The event began with an introduction by moderator Teresa Liu, who volunteered in East Timor between 2003 and 2005. Now, Liu serves as Baruch’s associate director of international admissions.
Liu, who served as a health service volunteer, noted that the date of the event was chosen to commemorate Peace Corps Day, the anniversary of President John F. Kennedy’s signing of Executive Order 10924, which officially established the Peace Corps.
Liu and the panelists shared their reasons for joining the Peace Corps, as well as how their experiences abroad helped them prosper back home.
“Getting outside of what you’re used, getting taken out of country, culture, language, everything is the caveat. The idea is you are being shocked into growing and maturing very quickly because you are outside of your element,” said Anna D’Souza, a development economist who served as a Peace Corps volunteer in Senegal between 2000 and 2002. She currently teaches in the Marxe School of Public and International Affairs.
Other panelists elaborated on how their time as Peace Corps volunteers altered their world outlooks. Brian Kane, who currently serves as the director of Baruch’s Science and Technology Entry Program, explained that one of the draws of Peace Corps was the chance to break the monotony of his former job at a mutual fund company in Baltimore. His responsibilities, according to Kane, “literally required that [he] do the same thing every day.”

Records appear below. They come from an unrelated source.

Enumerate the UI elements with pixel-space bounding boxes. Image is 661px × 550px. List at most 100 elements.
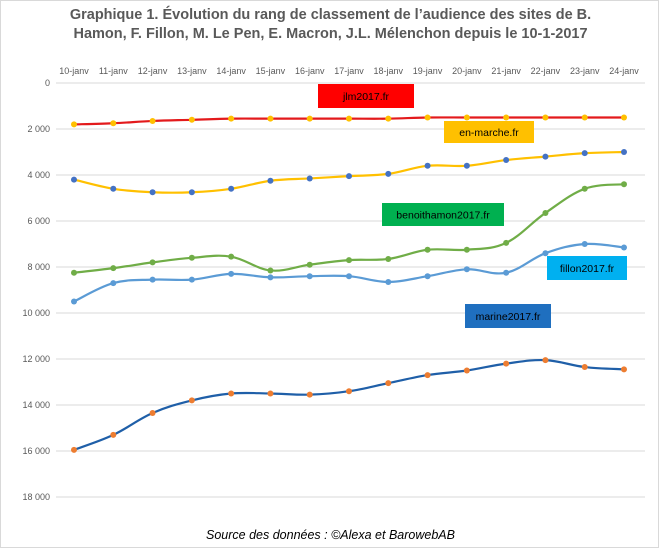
series-label-box-fillon2017-fr <box>547 256 627 280</box>
series-label-marine2017-fr: marine2017.fr <box>476 311 541 323</box>
data-point-benoithamon2017-fr <box>581 185 588 192</box>
x-tick-label: 19-janv <box>413 66 443 76</box>
data-point-fillon2017-fr <box>424 273 431 280</box>
data-point-en-marche-fr <box>188 189 195 196</box>
data-point-fillon2017-fr <box>267 274 274 281</box>
data-point-marine2017-fr <box>463 367 470 374</box>
data-point-benoithamon2017-fr <box>385 255 392 262</box>
data-point-jlm2017-fr <box>267 115 274 122</box>
x-tick-label: 21-janv <box>491 66 521 76</box>
data-point-benoithamon2017-fr <box>228 253 235 260</box>
data-point-jlm2017-fr <box>149 117 156 124</box>
series-label-benoithamon2017-fr: benoithamon2017.fr <box>396 210 490 222</box>
data-point-marine2017-fr <box>581 364 588 371</box>
data-point-fillon2017-fr <box>228 270 235 277</box>
data-point-fillon2017-fr <box>71 298 77 305</box>
data-point-marine2017-fr <box>267 390 274 397</box>
data-point-fillon2017-fr <box>306 273 313 280</box>
data-point-en-marche-fr <box>228 185 235 192</box>
data-point-marine2017-fr <box>346 388 352 395</box>
data-point-en-marche-fr <box>385 170 392 177</box>
data-point-en-marche-fr <box>346 173 352 180</box>
y-tick-label: 10 000 <box>22 308 50 318</box>
series-line-fillon2017-fr <box>73 242 625 303</box>
data-point-marine2017-fr <box>621 366 627 373</box>
data-point-benoithamon2017-fr <box>306 261 313 268</box>
x-tick-label: 24-janv <box>609 66 639 76</box>
data-point-en-marche-fr <box>463 162 470 169</box>
chart-title-line-1: Graphique 1. Évolution du rang de classe… <box>69 7 592 23</box>
x-tick-label: 10-janv <box>59 66 89 76</box>
source-note: Source des données : ©Alexa et BarowebAB <box>206 528 455 542</box>
data-point-benoithamon2017-fr <box>267 267 274 274</box>
data-point-fillon2017-fr <box>503 269 510 276</box>
series-label-box-marine2017-fr <box>465 304 551 328</box>
x-tick-label: 11-janv <box>99 66 128 76</box>
data-point-marine2017-fr <box>110 431 117 438</box>
y-tick-label: 14 000 <box>22 400 50 410</box>
data-point-jlm2017-fr <box>71 121 77 128</box>
data-point-en-marche-fr <box>581 150 588 157</box>
data-point-en-marche-fr <box>149 189 156 196</box>
line-chart: 10-janv 11-janv 12-janv 13-janv 14-janv 15-ja… <box>22 66 645 502</box>
data-point-en-marche-fr <box>306 175 313 182</box>
data-point-fillon2017-fr <box>542 250 549 257</box>
data-point-benoithamon2017-fr <box>346 257 352 264</box>
data-point-benoithamon2017-fr <box>542 209 549 216</box>
data-point-marine2017-fr <box>149 410 156 417</box>
data-point-jlm2017-fr <box>346 115 352 122</box>
x-tick-label: 17-janv <box>334 66 364 76</box>
series-label-box-benoithamon2017-fr <box>382 203 504 226</box>
data-point-jlm2017-fr <box>385 115 392 122</box>
series-labels: jlm2017.fr en-marche.fr benoithamon2017.fr… <box>318 84 627 328</box>
data-point-jlm2017-fr <box>110 120 117 127</box>
data-point-marine2017-fr <box>503 360 510 367</box>
x-tick-label: 22-janv <box>531 66 561 76</box>
data-point-jlm2017-fr <box>228 115 235 122</box>
series-label-box-en-marche-fr <box>444 121 534 143</box>
y-tick-label: 6 000 <box>27 216 50 226</box>
series-markers <box>71 114 627 453</box>
data-point-fillon2017-fr <box>621 244 627 251</box>
y-tick-label: 18 000 <box>22 492 50 502</box>
data-point-fillon2017-fr <box>385 278 392 285</box>
data-point-marine2017-fr <box>385 380 392 387</box>
x-tick-label: 15-janv <box>256 66 286 76</box>
y-tick-label: 12 000 <box>22 354 50 364</box>
y-axis-ticks: 0 2 000 4 000 6 000 8 000 10 000 12 000 14 000 1… <box>22 78 50 502</box>
data-point-benoithamon2017-fr <box>188 254 195 261</box>
data-point-en-marche-fr <box>621 149 627 155</box>
data-point-jlm2017-fr <box>424 114 431 121</box>
series-label-jlm2017-fr: jlm2017.fr <box>342 91 390 103</box>
data-point-en-marche-fr <box>542 153 549 160</box>
data-point-en-marche-fr <box>424 162 431 169</box>
data-point-fillon2017-fr <box>188 276 195 283</box>
data-point-en-marche-fr <box>503 157 510 164</box>
data-point-benoithamon2017-fr <box>463 246 470 253</box>
data-point-fillon2017-fr <box>463 266 470 273</box>
chart-title-line-2: Hamon, F. Fillon, M. Le Pen, E. Macron, … <box>73 26 588 42</box>
x-tick-label: 12-janv <box>138 66 168 76</box>
data-point-jlm2017-fr <box>542 114 549 121</box>
data-point-benoithamon2017-fr <box>110 265 117 272</box>
data-point-fillon2017-fr <box>346 273 352 280</box>
data-point-jlm2017-fr <box>621 114 627 121</box>
x-tick-label: 23-janv <box>570 66 600 76</box>
x-tick-label: 13-janv <box>177 66 207 76</box>
data-point-jlm2017-fr <box>306 115 313 122</box>
data-point-marine2017-fr <box>424 372 431 379</box>
data-point-benoithamon2017-fr <box>149 259 156 266</box>
data-point-en-marche-fr <box>71 176 77 183</box>
y-tick-label: 16 000 <box>22 446 50 456</box>
data-point-en-marche-fr <box>267 177 274 184</box>
data-point-fillon2017-fr <box>581 241 588 247</box>
data-point-benoithamon2017-fr <box>424 246 431 253</box>
x-tick-label: 18-janv <box>374 66 404 76</box>
gridlines <box>56 82 645 498</box>
data-point-fillon2017-fr <box>149 276 156 283</box>
data-point-benoithamon2017-fr <box>621 181 627 188</box>
data-point-marine2017-fr <box>306 391 313 398</box>
chart-title: Graphique 1. Évolution du rang de classe… <box>0 6 661 44</box>
series-label-en-marche-fr: en-marche.fr <box>459 127 519 139</box>
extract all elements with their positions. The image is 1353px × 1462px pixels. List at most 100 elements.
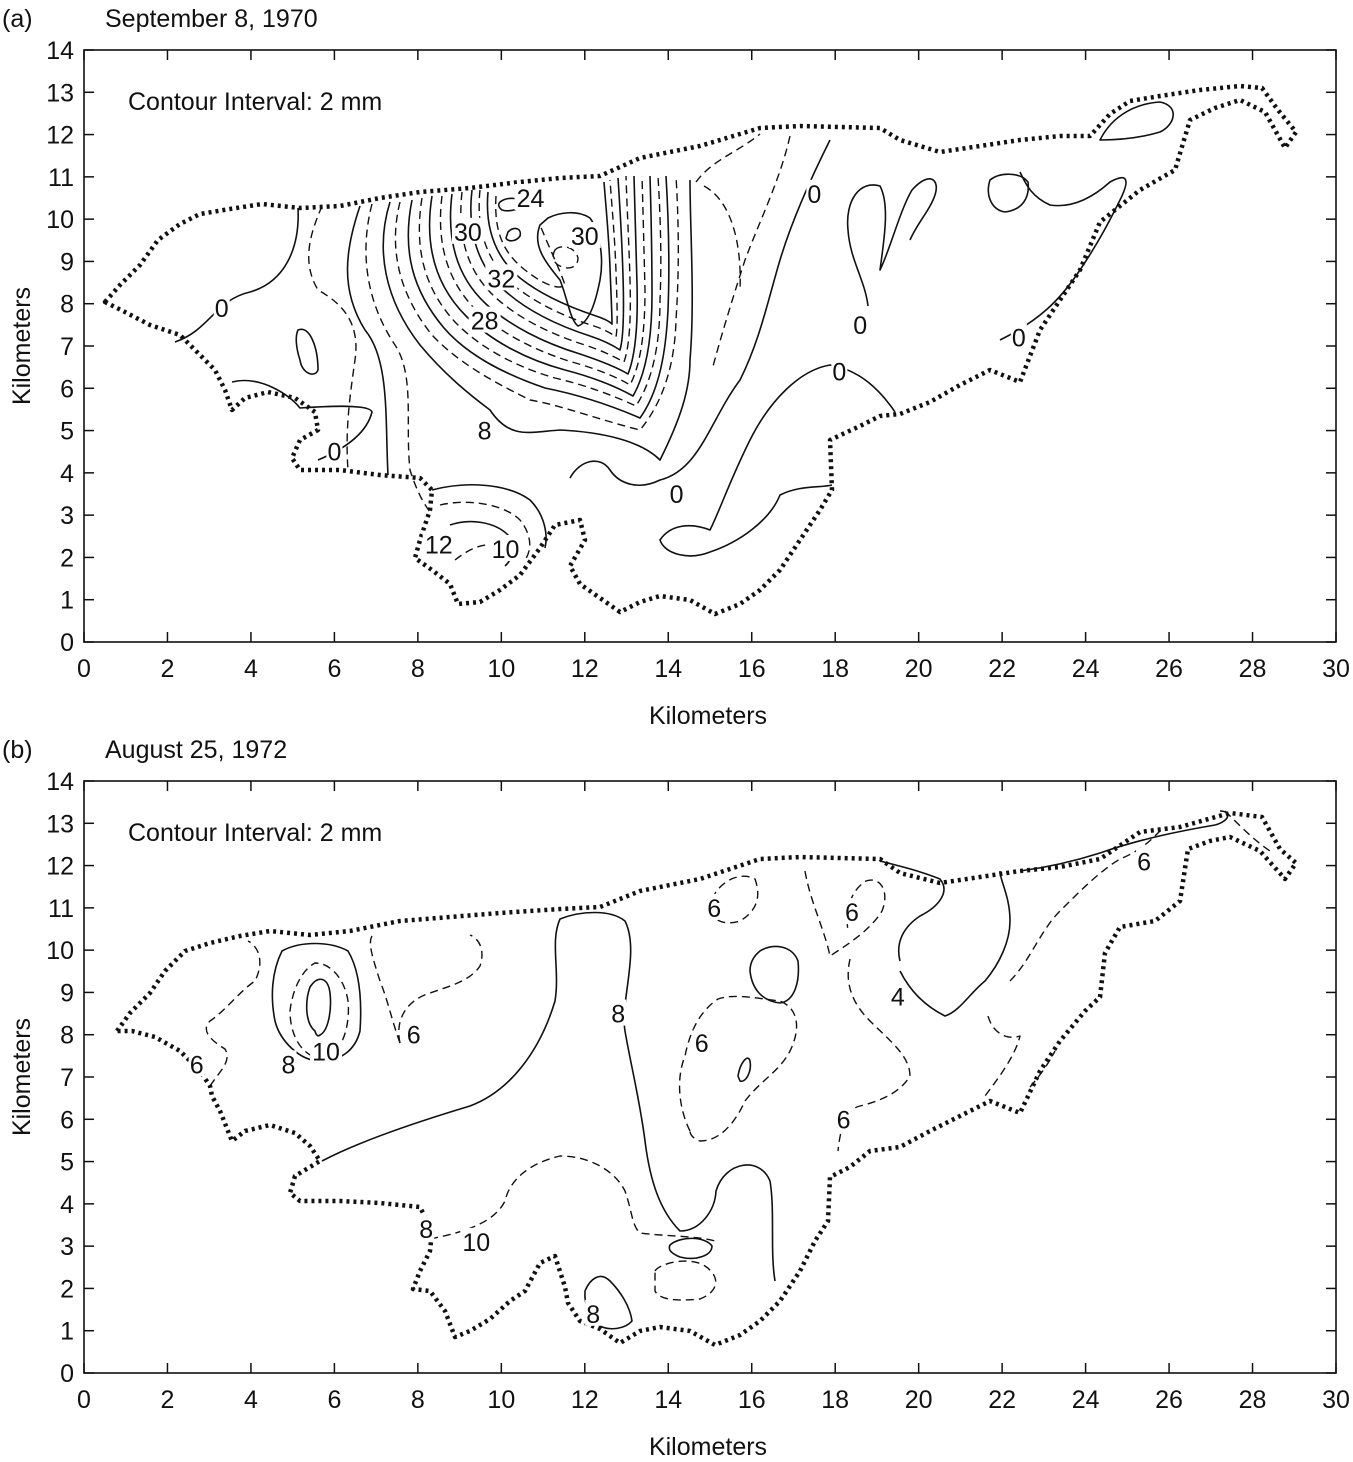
y-tick-label: 1 — [60, 587, 74, 615]
y-tick-label: 11 — [48, 895, 74, 923]
contour-closed-central-hi — [749, 945, 800, 1004]
contour-2-central — [695, 133, 761, 183]
y-tick-label: 6 — [60, 1106, 74, 1134]
contour-12-west — [305, 978, 332, 1037]
y-tick-label: 12 — [46, 853, 74, 881]
contour-label: 4 — [891, 984, 905, 1012]
chart-title: August 25, 1972 — [105, 736, 287, 764]
contour-label-bg — [280, 1050, 297, 1077]
contour-label: 6 — [707, 895, 721, 923]
contour-label: 30 — [454, 219, 482, 247]
y-axis-label: Kilometers — [8, 1018, 36, 1136]
contour-4-ne — [1019, 810, 1229, 872]
x-tick-label: 0 — [77, 655, 91, 683]
contour-label: 8 — [478, 418, 492, 446]
contour-closed-central — [737, 1057, 752, 1082]
x-tick-label: 18 — [821, 1386, 849, 1414]
tick-label-group: 0 2 4 6 8 10 12 14 16 18 20 22 24 26 28 300123456789101… — [46, 768, 1350, 1414]
x-tick-label: 6 — [327, 655, 341, 683]
contour-label-bg — [831, 357, 848, 384]
contour-18 — [439, 175, 646, 386]
map-geometry — [114, 810, 1299, 1348]
contour-16 — [428, 175, 653, 397]
y-tick-label: 8 — [60, 1022, 74, 1050]
x-tick-label: 22 — [988, 1386, 1016, 1414]
contour-6-central — [678, 995, 798, 1142]
y-tick-label: 9 — [60, 248, 74, 276]
y-tick-label: 0 — [60, 629, 74, 657]
contour-label: 0 — [215, 295, 229, 323]
y-tick-label: 8 — [60, 291, 74, 319]
contour-south-10 — [439, 501, 531, 561]
contour-label: 6 — [1137, 848, 1151, 876]
y-tick-label: 9 — [60, 979, 74, 1007]
panel-label: (b) — [2, 736, 33, 764]
x-tick-label: 24 — [1072, 1386, 1100, 1414]
y-tick-label: 14 — [46, 768, 74, 796]
y-tick-label: 3 — [60, 1233, 74, 1261]
contour-label-bg — [706, 893, 723, 920]
contour-closed-mid — [505, 227, 522, 242]
contour-label-bg — [693, 1029, 710, 1056]
x-axis-label: Kilometers — [649, 1433, 767, 1461]
y-tick-label: 11 — [48, 164, 74, 192]
contour-4 — [346, 205, 389, 476]
contour-label: 10 — [492, 536, 520, 564]
x-tick-label: 30 — [1322, 1386, 1350, 1414]
x-tick-label: 16 — [738, 655, 766, 683]
contour-0-northeast — [846, 178, 937, 307]
contour-32 — [552, 246, 579, 269]
contour-label-bg — [310, 1037, 343, 1064]
x-tick-label: 12 — [571, 1386, 599, 1414]
contour-label-bg — [843, 898, 860, 925]
contour-0-southeast — [659, 364, 896, 557]
chart-a: (a) September 8, 1970 0 2 4 6 8 10 12 14 16 18 20 2… — [2, 5, 1350, 730]
contour-label-group: 6 8 10 6 8 6 6 6 4 6 6 8 10 8 — [188, 847, 1153, 1329]
y-tick-label: 4 — [60, 460, 74, 488]
contour-label: 28 — [471, 308, 499, 336]
contour-10-main — [429, 1155, 716, 1242]
contour-label: 6 — [837, 1106, 851, 1134]
contour-label: 6 — [845, 899, 859, 927]
contour-30-east — [536, 211, 603, 327]
y-tick-label: 5 — [60, 1149, 74, 1177]
contour-label-bg — [610, 999, 627, 1026]
panel-a: (a) September 8, 1970 0 2 4 6 8 10 12 14 16 18 20 2… — [2, 5, 1350, 730]
y-tick-label: 3 — [60, 502, 74, 530]
x-tick-label: 20 — [905, 1386, 933, 1414]
contour-label-bg — [852, 310, 869, 337]
contour-label: 0 — [1012, 325, 1026, 353]
y-axis-label: Kilometers — [8, 287, 36, 405]
contour-label-bg — [476, 416, 493, 443]
contour-22 — [460, 175, 632, 363]
y-tick-label: 10 — [46, 206, 74, 234]
chart-title: September 8, 1970 — [105, 5, 318, 33]
x-tick-label: 18 — [821, 655, 849, 683]
x-tick-label: 6 — [327, 1386, 341, 1414]
x-tick-label: 12 — [571, 655, 599, 683]
x-tick-label: 14 — [654, 1386, 682, 1414]
x-tick-label: 26 — [1155, 655, 1183, 683]
contour-closed-south — [668, 1237, 713, 1260]
x-tick-label: 20 — [905, 655, 933, 683]
contour-south-lobe — [431, 484, 547, 549]
contour-closed-small — [295, 328, 319, 375]
panel-label: (a) — [2, 5, 33, 33]
coastline — [114, 810, 1299, 1348]
contour-label: 32 — [487, 265, 515, 293]
y-tick-label: 7 — [60, 1064, 74, 1092]
contour-label-bg — [468, 306, 501, 333]
tick-group — [83, 49, 1337, 643]
contour-label: 10 — [462, 1229, 490, 1257]
contour-8-west — [271, 942, 362, 1062]
contour-label-bg — [835, 1105, 852, 1132]
contour-label-bg — [568, 222, 601, 249]
x-tick-label: 2 — [161, 655, 175, 683]
contour-label: 12 — [425, 532, 453, 560]
y-tick-label: 4 — [60, 1191, 74, 1219]
contour-label-bg — [213, 293, 230, 320]
x-axis-label: Kilometers — [649, 702, 767, 730]
contour-label-bg — [326, 437, 343, 464]
contour-interval-note: Contour Interval: 2 mm — [128, 819, 382, 847]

By chance, Kane’s company adopted an elementary school, giving Kane the opportunity to act as a “big brother” to a student at the school. It was partially this experience that drove Kane to pursue the Peace Corps, eventually serving as a volunteer at a credit union in Honduras between 1994 and 1996.
All the panelists agreed that their experiences in Peace Cops also made them more culturally aware. Panelist Cheryl de Jong-Lambert, who works as the director of communications in Baruch’s Office of Communications and Marketing, served as a volunteer in Guinea-Bissau, West Africa between 1990 and 1992. De Jong-Lambert noted that her experiences within Guinea-Bissau’s communal society made her more aware of her consumption when she returned to the United States.
“Consumptionism and the obsession with television and phones and all that has really helped me filter a lot of the media and filter it for my kids. We [de Jong-Lambert and her husband] live as simple a life as possible,” said de Jong-Lambert.
Over time, the Peace Corps application process has changed for the better. The application process has become more streamlined, with the applicant being notified of his or her acceptance approximately two to three months after the initial application submission. Unlike past iterations of the process, the applicant is also permitted to choose up to three programs, allowing for less of a randomized experience. All in all, the applicant can expect to travel to his or her assigned location approximately six to nine months after submitting the initial application. Despite these changes, the eight-step process remains highly competitive.